Comedy is the most subjective of genres, of course, and there are raving fans of Bottoms out there. I wasn’t one of them. As I sat in a nearly empty theater, though, what frustrated me the most is how close this movie is to being a comedy classic–the writing is sharp, the concept full of potential, the cast set up for success. It just doesn’t fucking click.
Bottoms is 90 minutes of try-and-see-if-it-sticks humor. Very little of it sticks.
But let’s talk about what works: Bottoms is surprisingly good at “world building”--the movie exists in an exaggerated world of high school and high school football, where the school exists for one reason: to ensure its football stars are in tip-top shape so that they can literally destroy their rivals in an upcoming game. Jeff, the quarterback, is a womanizing, idiotic, sociopathic, and his teammates aren’t much better. Everyone else, practically, are enablers.
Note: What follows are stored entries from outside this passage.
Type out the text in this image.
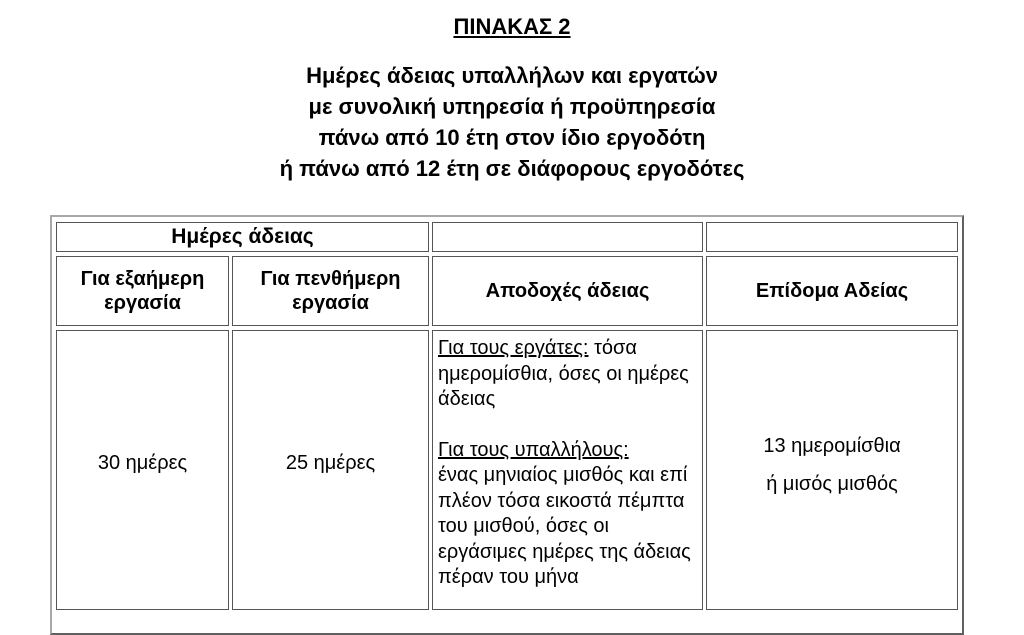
ΠΙΝΑΚΑΣ 2
Ημέρες άδειας υπαλλήλων και εργατών
με συνολική υπηρεσία ή προϋπηρεσία
πάνω από 10 έτη στον ίδιο εργοδότη
ή πάνω από 12 έτη σε διάφορους εργοδότες
Ημέρες άδειας
Για εξαήμερη εργασία
Για πενθήμερη εργασία
Αποδοχές άδειας	Επίδομα Αδείας
30 ημέρες	25 ημέρες

Για τους εργάτες: τόσα ημερομίσθια, όσες οι ημέρες άδειας

Για τους υπαλλήλους:
ένας μηνιαίος μισθός και επί πλέον τόσα εικοστά πέμπτα του μισθού, όσες οι εργάσιμες ημέρες της άδειας πέραν του μήνα

13 ημερομίσθια
ή μισός μισθός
Rachel Sennott (who co-wrote the movie with director Emma Seligman, who also directed Sennott in Shiva Baby, another comedy I didn’t find particularly funny) and Ayo Edebiri are well cast; Sennott especially has headliner spark. Several of the supporting cast members also add color, though as a Seahawk season ticket holder and huge Marshawn Lynch fan, I was a little baffled as to why Marshawn Lynch is in this movie. The former running back has the potential to be funny, but like everything else in Bottoms, the vibe is off.
And that’s the thing: after doing two movies together, Seligman and Stennott clearly have a sense of humor that doesn’t vibe with me. Maybe it’ll vibe with you. And if it does, then Bottoms will be worth it because so many of the other pieces are in place.
If it doesn’t, Bottoms is a very long 90 minutes.
Review by Erik Samdahl unless otherwise indicated.